One of the pilot said, "The aircraft took off from Delhi at 4am on Sunday (October 16) morning. We were in that date until Japan. After that, we crossed the International Date Line and were in October 15. By the time we landed in San Francisco, it was 6:30am on October 16."

The successful flight was operated by Captains Rajneesh Sharma, Gautam Verma, MA Khan and SM Palekar. Ten cabin crew members also participated in completing the victory.

A senior official explained in a report of Times of India how they circumnavigated the globe to covet the title, "The Earth rotates from west to east, and winds flow in that direction too. Flying west means facing strong headwinds (that decreases an aircraft's actual ground speed), and flying east means getting strong tailwinds, which does the opposite. While taking the (western) Atlantic route to SFO, we usually face headwinds of 24kmph. This means that if our aircraft is doing 800kmph, its actual ground speed is 776kmph. Taking the (eastern) Pacific route will mean getting tailwinds of 138kmph, which make the aircraft have an actual ground speed of 938kmph."
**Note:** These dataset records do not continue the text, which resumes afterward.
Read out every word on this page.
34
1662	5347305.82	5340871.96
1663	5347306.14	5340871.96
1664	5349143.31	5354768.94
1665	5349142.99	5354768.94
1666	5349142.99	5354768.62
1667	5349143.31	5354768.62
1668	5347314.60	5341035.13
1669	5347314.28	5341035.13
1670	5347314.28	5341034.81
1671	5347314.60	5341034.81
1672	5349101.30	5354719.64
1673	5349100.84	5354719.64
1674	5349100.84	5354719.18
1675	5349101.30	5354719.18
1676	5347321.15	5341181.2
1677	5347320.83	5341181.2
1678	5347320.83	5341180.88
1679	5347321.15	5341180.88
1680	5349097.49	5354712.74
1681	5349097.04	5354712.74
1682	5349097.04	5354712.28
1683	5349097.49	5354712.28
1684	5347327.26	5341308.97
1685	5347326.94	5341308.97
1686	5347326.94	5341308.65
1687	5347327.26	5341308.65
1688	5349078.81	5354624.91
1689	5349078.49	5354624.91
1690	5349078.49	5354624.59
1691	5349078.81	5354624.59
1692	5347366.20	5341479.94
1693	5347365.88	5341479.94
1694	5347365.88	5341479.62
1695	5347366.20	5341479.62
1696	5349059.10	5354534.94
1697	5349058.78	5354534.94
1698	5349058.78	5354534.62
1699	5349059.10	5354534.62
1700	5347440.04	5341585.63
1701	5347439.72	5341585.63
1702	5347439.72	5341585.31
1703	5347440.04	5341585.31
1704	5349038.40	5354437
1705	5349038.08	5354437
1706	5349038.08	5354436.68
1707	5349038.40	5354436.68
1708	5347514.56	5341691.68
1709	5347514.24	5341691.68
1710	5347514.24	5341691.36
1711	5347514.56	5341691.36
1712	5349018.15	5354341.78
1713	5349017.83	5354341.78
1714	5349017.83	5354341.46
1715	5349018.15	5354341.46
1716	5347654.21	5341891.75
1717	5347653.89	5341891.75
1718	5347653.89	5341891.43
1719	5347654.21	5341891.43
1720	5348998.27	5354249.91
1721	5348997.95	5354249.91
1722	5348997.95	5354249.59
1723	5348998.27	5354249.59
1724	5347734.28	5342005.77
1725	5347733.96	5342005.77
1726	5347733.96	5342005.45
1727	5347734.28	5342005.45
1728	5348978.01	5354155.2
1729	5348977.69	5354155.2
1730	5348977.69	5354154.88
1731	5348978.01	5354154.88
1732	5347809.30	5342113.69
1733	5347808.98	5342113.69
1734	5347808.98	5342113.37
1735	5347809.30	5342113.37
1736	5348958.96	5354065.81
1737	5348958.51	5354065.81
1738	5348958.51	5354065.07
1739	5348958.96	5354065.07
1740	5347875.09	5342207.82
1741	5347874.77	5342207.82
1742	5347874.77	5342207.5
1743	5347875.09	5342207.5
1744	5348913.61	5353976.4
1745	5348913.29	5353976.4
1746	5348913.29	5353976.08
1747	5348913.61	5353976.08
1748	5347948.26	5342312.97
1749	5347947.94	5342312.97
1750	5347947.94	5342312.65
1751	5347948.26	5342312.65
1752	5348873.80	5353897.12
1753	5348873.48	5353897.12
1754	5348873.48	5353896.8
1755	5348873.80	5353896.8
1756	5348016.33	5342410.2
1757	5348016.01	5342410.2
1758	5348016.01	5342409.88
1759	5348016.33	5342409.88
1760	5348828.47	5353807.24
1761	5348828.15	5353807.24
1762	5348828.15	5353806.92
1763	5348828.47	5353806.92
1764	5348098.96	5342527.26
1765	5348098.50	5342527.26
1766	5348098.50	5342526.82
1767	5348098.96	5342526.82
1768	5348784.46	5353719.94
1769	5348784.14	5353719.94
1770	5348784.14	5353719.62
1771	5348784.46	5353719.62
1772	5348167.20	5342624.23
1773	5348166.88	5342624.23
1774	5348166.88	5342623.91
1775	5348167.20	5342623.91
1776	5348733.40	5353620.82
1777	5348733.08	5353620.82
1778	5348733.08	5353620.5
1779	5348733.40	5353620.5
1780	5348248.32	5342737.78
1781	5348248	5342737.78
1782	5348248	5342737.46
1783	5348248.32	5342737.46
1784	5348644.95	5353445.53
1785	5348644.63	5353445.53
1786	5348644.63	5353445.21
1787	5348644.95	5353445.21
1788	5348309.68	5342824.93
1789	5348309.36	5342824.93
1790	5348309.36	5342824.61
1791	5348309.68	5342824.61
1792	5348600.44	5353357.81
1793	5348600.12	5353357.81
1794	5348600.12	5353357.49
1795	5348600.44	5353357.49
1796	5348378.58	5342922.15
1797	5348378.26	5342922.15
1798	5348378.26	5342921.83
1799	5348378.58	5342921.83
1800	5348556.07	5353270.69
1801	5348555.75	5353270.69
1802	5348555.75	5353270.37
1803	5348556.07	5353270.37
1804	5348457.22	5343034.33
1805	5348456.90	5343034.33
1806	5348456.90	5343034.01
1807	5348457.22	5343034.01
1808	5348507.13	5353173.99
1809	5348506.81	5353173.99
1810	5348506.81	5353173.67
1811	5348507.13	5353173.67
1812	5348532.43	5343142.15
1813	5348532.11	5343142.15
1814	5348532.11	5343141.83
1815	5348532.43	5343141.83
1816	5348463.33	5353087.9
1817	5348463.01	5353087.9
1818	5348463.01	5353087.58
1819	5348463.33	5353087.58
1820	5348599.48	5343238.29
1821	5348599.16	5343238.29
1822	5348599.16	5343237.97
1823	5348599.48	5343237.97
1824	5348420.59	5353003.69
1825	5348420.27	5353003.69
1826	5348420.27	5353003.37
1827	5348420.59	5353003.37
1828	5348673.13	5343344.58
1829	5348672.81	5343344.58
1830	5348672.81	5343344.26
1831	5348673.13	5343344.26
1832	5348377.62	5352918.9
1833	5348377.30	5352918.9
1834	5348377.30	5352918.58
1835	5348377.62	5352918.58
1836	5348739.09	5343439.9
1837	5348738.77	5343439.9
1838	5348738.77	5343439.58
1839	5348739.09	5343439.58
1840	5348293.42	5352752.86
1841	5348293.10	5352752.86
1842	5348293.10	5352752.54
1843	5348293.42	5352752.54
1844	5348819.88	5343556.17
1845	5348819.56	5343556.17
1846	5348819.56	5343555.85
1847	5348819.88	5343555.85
In Air India's Twitter account, Captain Rajneesh Sharma said that the route saved about 13 tons of fuel.

The former world's longest flight holder is Emirates' Dubai-Auckland. An Airbus 380, the world's largest passenger plane, left Dubai and landed in Auckland after navigating 14,200 kilometers.

Singapore also plans to compete, with a direct flight to New York, but the proposal will take at least two more years to materialize.